In the hills of Darjeeling, the Himalayan northern stretches of the state of West Bengal, the decades-old agitation for a separate state by the Gorkhas – Nepali-speaking indigenous people of the region – has now reached a unique point. The movement for “Gorkhaland” – as the Gorkhas call their identity-based idyllic state – is suddenly in the grips of an internal crisis that has not only spilt the Gorkha Jana Mukhti Morcha (GJM) – the party leading the demand – but threatens to severely weaken the force of the movement.
And this rift was not caused by any power tussle within the party or growing differences in methodology or even ideology, often enough attributed as reasons for failed struggles, but was the handiwork of a shrewd politician for whom the secessionist movement had become a very big headache.
For West Bengal chief minister Mamata Banerjee, the Gorkhaland struggle had become more than an internal state problem to be solved. The agitation which resulted in a three-month long, still ongoing, general strike in Darjeeling, had turned violent with bombs going off near administrative buildings, government property being vandalized, police vehicles being burned, stones and bricks being pelted at paramilitary and police. There were fears that not just militant outfits from within the country were infiltrating the movement but political pundits predicted that Darjeeling could become an entry point for international terror groups being so close to several international borders including the porous India-Nepal one.
Indeed the Gorkhaland agitation also had a direct political bearing on Mamata Banerjee and her ruling Trinamool party. It was one of the key issues with which the Bharatiya Janata Party has been trying to get a foothold in the state. When the BJP had no presence in the state of West Bengal to talk about, it still represented the Darjeeling constituency in Parliament. Darjeeling of course kept voting for BJP because the party did not unequivocally distance itself from the demand for Gorkhaland unlike subsequent ruling political parties of West Bengal.
Now that the BJP has become the Trinamool’s key political rival in the state, after the decline of the Left and Congress, Mamata is even more eager to tackle the Darjeeling and Gorkha issues because she would be loath to let the BJP walk off with any credit, if at all, of having solved a chronic problem that has crippled life in northern West Bengal.
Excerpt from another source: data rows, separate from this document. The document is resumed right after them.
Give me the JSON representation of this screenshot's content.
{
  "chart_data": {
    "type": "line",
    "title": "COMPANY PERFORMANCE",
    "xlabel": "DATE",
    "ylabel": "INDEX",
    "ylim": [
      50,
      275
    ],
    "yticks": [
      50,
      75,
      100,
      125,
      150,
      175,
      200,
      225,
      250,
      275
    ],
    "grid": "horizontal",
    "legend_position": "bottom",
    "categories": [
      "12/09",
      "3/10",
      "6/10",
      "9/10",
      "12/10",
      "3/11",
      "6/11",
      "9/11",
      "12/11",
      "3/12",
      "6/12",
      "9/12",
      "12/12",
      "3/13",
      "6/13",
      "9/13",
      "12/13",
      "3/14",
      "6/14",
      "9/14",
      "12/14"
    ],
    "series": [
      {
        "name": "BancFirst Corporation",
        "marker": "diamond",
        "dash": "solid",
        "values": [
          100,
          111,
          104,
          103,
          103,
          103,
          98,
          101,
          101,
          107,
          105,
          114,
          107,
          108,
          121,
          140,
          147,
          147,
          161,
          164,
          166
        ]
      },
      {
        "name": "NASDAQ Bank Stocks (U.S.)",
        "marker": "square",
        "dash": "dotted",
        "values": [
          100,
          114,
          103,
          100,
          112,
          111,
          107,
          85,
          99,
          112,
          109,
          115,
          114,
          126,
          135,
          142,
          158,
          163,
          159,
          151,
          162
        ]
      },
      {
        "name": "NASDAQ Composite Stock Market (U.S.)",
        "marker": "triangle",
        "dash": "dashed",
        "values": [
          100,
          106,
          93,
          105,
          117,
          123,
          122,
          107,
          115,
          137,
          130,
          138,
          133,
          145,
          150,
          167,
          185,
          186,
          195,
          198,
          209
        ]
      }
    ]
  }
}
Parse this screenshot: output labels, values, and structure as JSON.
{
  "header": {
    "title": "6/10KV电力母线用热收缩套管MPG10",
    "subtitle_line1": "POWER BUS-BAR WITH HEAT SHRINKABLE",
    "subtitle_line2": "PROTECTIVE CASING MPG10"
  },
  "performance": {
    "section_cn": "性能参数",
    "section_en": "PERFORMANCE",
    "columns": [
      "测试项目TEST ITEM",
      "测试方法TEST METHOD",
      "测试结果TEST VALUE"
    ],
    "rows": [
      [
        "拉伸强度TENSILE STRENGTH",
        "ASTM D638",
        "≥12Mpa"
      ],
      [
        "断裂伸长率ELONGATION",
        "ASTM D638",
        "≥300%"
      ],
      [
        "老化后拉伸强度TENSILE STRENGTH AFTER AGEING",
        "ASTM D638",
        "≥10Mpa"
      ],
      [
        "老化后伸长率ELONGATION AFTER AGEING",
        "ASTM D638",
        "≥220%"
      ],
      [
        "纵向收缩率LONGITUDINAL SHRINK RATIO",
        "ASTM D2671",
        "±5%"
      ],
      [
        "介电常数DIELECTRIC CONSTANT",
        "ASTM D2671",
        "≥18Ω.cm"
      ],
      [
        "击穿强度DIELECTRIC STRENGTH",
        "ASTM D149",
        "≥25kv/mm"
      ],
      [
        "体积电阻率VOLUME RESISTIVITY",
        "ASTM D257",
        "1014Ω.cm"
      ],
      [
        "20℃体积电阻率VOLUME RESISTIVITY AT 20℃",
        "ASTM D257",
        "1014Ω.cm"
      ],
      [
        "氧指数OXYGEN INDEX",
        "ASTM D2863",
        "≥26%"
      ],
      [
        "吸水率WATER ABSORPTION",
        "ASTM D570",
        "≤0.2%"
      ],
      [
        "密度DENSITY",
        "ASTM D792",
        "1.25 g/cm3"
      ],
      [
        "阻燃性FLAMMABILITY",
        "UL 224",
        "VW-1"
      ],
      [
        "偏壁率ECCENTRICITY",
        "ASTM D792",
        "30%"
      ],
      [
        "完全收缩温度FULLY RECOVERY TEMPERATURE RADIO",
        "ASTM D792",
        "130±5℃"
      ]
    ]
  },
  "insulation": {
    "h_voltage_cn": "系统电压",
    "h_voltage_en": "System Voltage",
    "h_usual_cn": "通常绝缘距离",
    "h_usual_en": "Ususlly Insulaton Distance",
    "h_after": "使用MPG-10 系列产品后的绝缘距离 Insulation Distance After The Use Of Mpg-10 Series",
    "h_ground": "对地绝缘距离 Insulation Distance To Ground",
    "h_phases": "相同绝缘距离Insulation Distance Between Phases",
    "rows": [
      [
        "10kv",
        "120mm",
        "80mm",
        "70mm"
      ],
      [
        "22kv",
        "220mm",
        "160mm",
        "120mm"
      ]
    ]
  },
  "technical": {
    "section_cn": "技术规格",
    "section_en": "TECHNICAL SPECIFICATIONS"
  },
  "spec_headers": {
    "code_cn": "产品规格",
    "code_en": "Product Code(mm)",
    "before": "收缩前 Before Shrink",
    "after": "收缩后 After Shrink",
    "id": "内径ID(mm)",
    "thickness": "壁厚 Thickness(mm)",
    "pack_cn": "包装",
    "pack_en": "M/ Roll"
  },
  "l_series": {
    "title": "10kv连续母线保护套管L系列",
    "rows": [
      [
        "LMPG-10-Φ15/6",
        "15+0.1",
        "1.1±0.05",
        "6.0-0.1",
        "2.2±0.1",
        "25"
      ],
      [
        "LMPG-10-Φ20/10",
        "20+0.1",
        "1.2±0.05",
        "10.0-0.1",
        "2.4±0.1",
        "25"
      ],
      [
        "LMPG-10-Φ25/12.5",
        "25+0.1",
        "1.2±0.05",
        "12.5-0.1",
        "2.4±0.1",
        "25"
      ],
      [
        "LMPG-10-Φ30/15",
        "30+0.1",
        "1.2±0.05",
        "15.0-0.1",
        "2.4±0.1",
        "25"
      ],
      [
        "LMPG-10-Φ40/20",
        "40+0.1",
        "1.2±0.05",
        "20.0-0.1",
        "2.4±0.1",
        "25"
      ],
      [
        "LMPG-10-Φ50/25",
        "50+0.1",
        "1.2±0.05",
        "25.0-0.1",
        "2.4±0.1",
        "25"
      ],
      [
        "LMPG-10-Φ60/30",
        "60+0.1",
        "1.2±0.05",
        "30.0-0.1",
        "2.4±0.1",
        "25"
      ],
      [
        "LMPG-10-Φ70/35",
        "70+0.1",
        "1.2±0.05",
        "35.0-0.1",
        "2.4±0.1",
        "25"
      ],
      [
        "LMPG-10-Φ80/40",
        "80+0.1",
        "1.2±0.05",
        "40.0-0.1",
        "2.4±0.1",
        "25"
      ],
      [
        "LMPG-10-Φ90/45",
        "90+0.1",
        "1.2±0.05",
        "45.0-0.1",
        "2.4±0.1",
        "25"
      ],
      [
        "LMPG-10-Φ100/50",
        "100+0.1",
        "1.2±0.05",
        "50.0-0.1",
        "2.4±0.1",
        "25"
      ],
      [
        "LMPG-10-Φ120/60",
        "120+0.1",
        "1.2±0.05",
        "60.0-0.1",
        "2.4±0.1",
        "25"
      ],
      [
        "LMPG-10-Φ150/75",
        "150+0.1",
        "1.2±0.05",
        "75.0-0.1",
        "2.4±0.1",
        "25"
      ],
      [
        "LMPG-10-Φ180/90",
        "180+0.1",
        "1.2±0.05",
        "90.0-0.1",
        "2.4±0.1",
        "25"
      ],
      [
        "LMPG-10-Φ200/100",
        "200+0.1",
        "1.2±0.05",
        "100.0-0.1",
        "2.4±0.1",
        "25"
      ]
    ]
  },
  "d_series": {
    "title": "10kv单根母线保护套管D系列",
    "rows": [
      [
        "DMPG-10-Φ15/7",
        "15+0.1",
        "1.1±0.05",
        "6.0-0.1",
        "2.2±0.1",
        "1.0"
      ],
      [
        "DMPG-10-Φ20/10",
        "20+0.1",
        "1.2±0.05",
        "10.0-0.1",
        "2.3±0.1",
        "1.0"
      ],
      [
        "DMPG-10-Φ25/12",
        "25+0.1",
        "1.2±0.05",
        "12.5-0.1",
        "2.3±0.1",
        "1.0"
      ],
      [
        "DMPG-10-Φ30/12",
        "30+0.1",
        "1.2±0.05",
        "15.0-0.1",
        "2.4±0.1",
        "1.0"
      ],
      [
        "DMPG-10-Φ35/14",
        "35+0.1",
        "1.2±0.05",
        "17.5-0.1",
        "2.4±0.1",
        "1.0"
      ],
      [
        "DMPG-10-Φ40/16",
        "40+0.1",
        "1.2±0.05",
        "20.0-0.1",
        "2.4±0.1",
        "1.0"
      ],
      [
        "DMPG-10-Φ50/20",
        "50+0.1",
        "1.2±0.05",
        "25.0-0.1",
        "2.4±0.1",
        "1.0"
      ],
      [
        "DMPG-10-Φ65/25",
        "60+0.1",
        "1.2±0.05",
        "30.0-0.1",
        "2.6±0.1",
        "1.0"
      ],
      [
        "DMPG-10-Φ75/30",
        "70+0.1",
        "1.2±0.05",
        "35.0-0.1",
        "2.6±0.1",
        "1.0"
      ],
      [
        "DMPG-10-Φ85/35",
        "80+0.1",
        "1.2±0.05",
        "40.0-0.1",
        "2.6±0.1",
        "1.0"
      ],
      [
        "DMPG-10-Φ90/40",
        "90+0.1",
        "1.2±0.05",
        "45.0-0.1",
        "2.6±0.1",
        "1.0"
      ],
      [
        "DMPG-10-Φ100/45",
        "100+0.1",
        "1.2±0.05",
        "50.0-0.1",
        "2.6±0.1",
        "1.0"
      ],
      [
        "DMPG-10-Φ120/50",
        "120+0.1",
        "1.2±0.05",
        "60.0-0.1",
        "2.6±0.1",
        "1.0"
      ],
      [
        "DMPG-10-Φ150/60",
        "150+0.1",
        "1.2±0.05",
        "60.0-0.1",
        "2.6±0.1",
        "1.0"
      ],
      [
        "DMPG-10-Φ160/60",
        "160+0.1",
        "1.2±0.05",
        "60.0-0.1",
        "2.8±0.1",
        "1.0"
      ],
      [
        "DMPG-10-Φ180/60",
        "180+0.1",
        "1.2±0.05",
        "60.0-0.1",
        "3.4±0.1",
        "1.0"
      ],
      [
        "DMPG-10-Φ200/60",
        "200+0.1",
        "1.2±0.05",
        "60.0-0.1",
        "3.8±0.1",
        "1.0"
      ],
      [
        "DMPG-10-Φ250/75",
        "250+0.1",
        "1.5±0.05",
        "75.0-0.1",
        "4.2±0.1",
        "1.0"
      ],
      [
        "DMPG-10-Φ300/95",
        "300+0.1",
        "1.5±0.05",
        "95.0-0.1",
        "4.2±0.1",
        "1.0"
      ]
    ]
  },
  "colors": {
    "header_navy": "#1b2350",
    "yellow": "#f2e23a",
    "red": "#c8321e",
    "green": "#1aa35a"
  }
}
Not that any such solution was in the offing, even for BJP who, after years of equivocality could no longer remain ambiguous. The GJM has become to ask that since the party has been in power at the Center since 2014, why was the BJP not acting on Gorkhaland.
In the meantime, Mamata Banerjee came up with a plan. She invited all the hill parties demanding a separate Gorkhaland to a discussion in Calcutta. Her master plan entailed dropping the original demand for calling off the strike in the hills as a pre-condition for dialogues. She also instilled a sense of “empathy” in the agitators by softening her stance in other ways including stating publicly that this was a democratic country and the hills agitators had a right to their opinion even though she disagreed with that opinion. She had become a friend to the hill agitators.
But the final masterstroke was this. By befriending one faction of the agitators, including top leaders of the main party, GJM she drove a wedge between them and the hardliners, like GJM party chief Bimal Gurung.
Gurung has been absconding since arrest warrants had been issued in his name under UAPA. It was almost certain he would not come to the Calcutta meeting held late last month. Mamata welcomed the others, including Binay Tamang, number two in the party to the dialogue attended by other agitators and her own administration.
Tamanag returned to Darjeeling and announced that the strike would be called off until the next meeting.
Gurung opposed it from his hideout allegedly in the forests of neighboring Sikkim.
Tamang was threatened by Gurung’s supports who did not allow him to venture out of his house. To the point that police escorts had to be provided to Tamang.
The hills agitation was now dived between the pro-Gurung and pro-Tamang supporters. The general public, exasperated with months of strikes, has been increasingly lending their support to Tamang. They want the shops, shut since the last three months, to open. They want the transport ban, operational on the demand of the agitators, to be lifted.
They want life to return to normal and peace in the hills.
The demand for Gorkhaland remains of course.
But Mamata is not expecting that to go away in a hurry.
All she wants is peace in the hills.
And now that’s exactly what one of the main factions of the agitators also wants.